A corporate communications policy covers the full spectrum of internal and external communications β€” employee announcements, executive messaging, investor relations, and media contact. A media relations policy is a focused subset that addresses only journalist and press interactions. Organizations with active PR functions typically need both, with the media policy operating as a detailed operational annex to the broader communications policy.

Industry-specific considerations

Technology / SaaS

Product launches, data breach disclosures, and acquisition rumors require fast, consistent messaging β€” the policy defines who can confirm or deny and under what conditions.

Healthcare

HIPAA confidentiality obligations intersect directly with media inquiries involving patients or clinical incidents, making explicit confidentiality categories in the policy legally critical.

Nonprofit and Education

Volunteers and program staff regularly interact with community journalists, making a clear scope definition and routing procedure essential to prevent unauthorized statements.

Manufacturing

Workplace safety incidents attract immediate media attention; the policy must define crisis activation triggers and holding statement procedures specific to safety events.

Financial Services

Regulatory actions, earnings releases, and merger activity carry material non-public information risks that require strict confidentiality rules and legal-team approval in the message chain.

Retail / Consumer Brands

Product recalls, customer complaints going viral, and influencer controversies require social media and traditional media procedures to be tightly integrated in the policy.

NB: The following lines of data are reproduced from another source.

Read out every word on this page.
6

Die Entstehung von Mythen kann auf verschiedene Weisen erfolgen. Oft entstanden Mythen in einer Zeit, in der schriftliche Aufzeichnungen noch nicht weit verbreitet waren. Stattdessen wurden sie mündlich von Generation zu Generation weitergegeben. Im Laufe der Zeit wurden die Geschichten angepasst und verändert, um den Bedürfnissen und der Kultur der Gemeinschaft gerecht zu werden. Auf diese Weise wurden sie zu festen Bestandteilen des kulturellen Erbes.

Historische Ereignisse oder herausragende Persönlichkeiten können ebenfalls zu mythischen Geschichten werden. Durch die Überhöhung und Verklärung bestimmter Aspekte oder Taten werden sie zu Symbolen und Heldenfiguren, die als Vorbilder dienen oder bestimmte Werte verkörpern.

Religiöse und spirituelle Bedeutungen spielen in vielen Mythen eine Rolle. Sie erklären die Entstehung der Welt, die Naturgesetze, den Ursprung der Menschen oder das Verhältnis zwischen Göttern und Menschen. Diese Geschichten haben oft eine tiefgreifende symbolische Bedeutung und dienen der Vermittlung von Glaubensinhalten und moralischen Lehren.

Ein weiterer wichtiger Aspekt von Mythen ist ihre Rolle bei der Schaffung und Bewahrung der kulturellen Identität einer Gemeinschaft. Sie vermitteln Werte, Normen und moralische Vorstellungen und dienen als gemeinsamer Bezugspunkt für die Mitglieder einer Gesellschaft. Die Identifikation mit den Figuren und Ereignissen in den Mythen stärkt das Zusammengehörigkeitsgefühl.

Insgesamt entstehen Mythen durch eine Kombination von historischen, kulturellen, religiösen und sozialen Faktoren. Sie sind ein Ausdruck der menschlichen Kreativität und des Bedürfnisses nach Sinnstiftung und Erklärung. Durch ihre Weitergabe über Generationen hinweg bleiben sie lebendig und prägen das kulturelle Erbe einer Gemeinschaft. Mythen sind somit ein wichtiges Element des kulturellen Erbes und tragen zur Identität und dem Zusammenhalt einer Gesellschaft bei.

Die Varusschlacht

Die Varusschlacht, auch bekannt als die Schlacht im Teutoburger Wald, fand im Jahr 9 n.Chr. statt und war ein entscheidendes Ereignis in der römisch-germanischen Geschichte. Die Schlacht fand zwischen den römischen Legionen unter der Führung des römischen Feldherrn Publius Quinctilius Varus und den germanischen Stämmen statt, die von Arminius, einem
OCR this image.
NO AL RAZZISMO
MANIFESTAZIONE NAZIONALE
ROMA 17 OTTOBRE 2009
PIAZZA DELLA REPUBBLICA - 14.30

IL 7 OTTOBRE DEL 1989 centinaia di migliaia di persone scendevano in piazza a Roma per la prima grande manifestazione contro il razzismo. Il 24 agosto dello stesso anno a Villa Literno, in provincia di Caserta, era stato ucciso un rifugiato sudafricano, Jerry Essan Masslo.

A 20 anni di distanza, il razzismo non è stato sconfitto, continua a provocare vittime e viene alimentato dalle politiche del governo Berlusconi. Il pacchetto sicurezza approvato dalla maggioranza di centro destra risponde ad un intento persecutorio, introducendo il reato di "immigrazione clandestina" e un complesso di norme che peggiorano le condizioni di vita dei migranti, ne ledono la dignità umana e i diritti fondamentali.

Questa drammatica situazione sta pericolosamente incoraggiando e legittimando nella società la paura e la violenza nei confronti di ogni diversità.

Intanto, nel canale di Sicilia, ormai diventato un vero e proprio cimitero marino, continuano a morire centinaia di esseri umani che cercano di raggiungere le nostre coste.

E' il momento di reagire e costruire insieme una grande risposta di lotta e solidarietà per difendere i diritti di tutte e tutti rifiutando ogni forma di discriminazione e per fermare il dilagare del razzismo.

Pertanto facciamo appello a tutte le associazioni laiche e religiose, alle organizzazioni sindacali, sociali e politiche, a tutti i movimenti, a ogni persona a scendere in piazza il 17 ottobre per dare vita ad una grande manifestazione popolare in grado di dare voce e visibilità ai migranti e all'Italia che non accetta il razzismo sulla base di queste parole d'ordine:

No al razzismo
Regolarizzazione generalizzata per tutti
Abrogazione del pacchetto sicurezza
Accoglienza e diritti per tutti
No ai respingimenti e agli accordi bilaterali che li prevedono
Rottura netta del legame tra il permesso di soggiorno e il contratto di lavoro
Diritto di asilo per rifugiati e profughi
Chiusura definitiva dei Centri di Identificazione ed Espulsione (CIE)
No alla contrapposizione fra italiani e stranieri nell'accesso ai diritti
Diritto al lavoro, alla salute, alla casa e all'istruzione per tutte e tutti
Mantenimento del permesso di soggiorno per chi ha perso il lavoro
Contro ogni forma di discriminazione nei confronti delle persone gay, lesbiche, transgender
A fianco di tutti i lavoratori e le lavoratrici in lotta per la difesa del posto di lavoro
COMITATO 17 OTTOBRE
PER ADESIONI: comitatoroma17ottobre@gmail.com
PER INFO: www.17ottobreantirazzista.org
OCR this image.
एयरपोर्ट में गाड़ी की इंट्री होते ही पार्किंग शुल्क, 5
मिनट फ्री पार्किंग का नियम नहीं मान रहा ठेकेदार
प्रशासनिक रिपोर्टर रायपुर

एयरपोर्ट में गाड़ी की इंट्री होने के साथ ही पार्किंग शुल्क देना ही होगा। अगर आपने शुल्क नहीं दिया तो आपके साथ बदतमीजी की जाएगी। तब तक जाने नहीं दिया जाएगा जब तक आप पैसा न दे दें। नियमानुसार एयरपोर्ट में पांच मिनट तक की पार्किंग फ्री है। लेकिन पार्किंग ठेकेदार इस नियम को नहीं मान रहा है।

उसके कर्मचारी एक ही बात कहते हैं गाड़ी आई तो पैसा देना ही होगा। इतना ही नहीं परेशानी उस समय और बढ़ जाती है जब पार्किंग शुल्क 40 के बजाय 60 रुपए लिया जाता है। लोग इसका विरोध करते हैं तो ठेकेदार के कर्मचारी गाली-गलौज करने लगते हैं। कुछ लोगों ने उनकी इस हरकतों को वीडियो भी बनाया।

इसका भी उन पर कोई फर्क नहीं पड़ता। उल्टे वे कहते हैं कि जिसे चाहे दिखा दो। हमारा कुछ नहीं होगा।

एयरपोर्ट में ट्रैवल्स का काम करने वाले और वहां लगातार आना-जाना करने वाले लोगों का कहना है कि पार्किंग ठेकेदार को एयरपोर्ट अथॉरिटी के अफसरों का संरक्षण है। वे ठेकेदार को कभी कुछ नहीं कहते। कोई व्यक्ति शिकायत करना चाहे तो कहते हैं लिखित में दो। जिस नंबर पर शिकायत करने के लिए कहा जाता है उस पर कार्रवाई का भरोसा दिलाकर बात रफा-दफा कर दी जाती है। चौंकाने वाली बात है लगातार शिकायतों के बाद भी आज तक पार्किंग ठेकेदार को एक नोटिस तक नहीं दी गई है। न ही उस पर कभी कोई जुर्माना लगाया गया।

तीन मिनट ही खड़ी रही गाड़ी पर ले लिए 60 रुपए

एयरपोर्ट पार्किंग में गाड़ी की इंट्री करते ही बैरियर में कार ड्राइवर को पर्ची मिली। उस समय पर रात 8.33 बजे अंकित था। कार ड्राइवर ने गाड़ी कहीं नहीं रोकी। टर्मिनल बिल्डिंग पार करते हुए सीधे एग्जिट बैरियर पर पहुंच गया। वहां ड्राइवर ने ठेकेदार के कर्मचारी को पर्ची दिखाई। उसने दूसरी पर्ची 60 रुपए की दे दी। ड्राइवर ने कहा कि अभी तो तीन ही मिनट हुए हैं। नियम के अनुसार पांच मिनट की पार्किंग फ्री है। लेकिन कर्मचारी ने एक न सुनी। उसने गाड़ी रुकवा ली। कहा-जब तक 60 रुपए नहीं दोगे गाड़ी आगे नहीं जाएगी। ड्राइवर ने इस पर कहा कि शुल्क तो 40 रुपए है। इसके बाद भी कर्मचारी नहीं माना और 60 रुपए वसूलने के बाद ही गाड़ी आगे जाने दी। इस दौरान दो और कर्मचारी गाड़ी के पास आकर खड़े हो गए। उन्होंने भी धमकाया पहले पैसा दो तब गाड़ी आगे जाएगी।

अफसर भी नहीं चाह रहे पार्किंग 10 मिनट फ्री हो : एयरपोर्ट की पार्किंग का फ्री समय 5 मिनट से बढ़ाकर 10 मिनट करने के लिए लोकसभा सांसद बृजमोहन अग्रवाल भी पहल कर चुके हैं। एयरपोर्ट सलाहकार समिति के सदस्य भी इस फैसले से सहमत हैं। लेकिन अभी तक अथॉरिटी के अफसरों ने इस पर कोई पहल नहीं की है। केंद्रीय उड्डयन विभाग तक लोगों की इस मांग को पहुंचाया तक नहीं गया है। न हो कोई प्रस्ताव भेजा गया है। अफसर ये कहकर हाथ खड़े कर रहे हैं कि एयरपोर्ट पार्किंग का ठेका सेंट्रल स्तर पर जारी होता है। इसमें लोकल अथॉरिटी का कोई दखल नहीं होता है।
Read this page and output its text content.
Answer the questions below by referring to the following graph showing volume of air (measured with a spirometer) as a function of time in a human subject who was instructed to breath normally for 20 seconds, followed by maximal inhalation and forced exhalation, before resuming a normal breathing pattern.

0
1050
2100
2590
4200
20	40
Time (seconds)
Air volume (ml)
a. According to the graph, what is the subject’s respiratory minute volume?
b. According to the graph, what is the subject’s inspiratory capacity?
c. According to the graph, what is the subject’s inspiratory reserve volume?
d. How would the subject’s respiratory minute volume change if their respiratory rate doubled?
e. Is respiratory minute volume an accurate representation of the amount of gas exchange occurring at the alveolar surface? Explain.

Template vs pro β€” what fits your needs?

PathBest forCostTime
Use the templateSmall and mid-sized businesses establishing a media policy for the first time without a dedicated PR teamFree2–4 hours to complete and distribute
Template + professional reviewOrganizations in regulated industries, those with active litigation exposure, or companies preparing for a significant media event such as a funding announcement or product launch$300–$800 for a communications consultant or legal review2–5 business days
Custom draftedPublicly traded companies, organizations in active regulatory proceedings, or enterprises with dedicated communications departments requiring multi-region policy frameworks$2,000–$8,000 for a PR agency or corporate communications specialist2–4 weeks

Glossary

Designated Spokesperson
The individual or individuals formally authorized to speak on behalf of the organization to journalists and media outlets.
Media Inquiry
Any request from a journalist, broadcaster, or blogger for comment, information, or an interview related to the organization.
On the Record
A statement made with the understanding that it may be quoted and attributed to the speaker by name and title.
Off the Record
Information shared with a journalist on the condition it is not published or attributed β€” only valid when explicitly agreed before the statement is made.
On Background
Information a journalist may use in reporting but may not directly attribute to the named source β€” typically attributed to 'a company spokesperson' or 'a source familiar with the matter'.
Embargo
An agreement between an organization and a journalist to withhold publishing specific information until a defined date and time.
Holding Statement
A brief, pre-approved response issued to the media while a fuller statement is being prepared β€” acknowledges the inquiry without confirming or denying specifics.
Key Message
A concise, pre-approved statement that communicates the organization's core position on a topic and is used consistently across all media interactions.
Crisis Communications
The specific protocols activated when an unexpected event β€” an accident, legal action, or public controversy β€” requires rapid, coordinated media response.
Media Monitoring
The systematic tracking of news coverage, broadcast mentions, and online discussion to identify how the organization is being represented in the media.
Press Office
The internal function or team responsible for managing all media inquiries, press releases, and journalist relationships on behalf of the organization.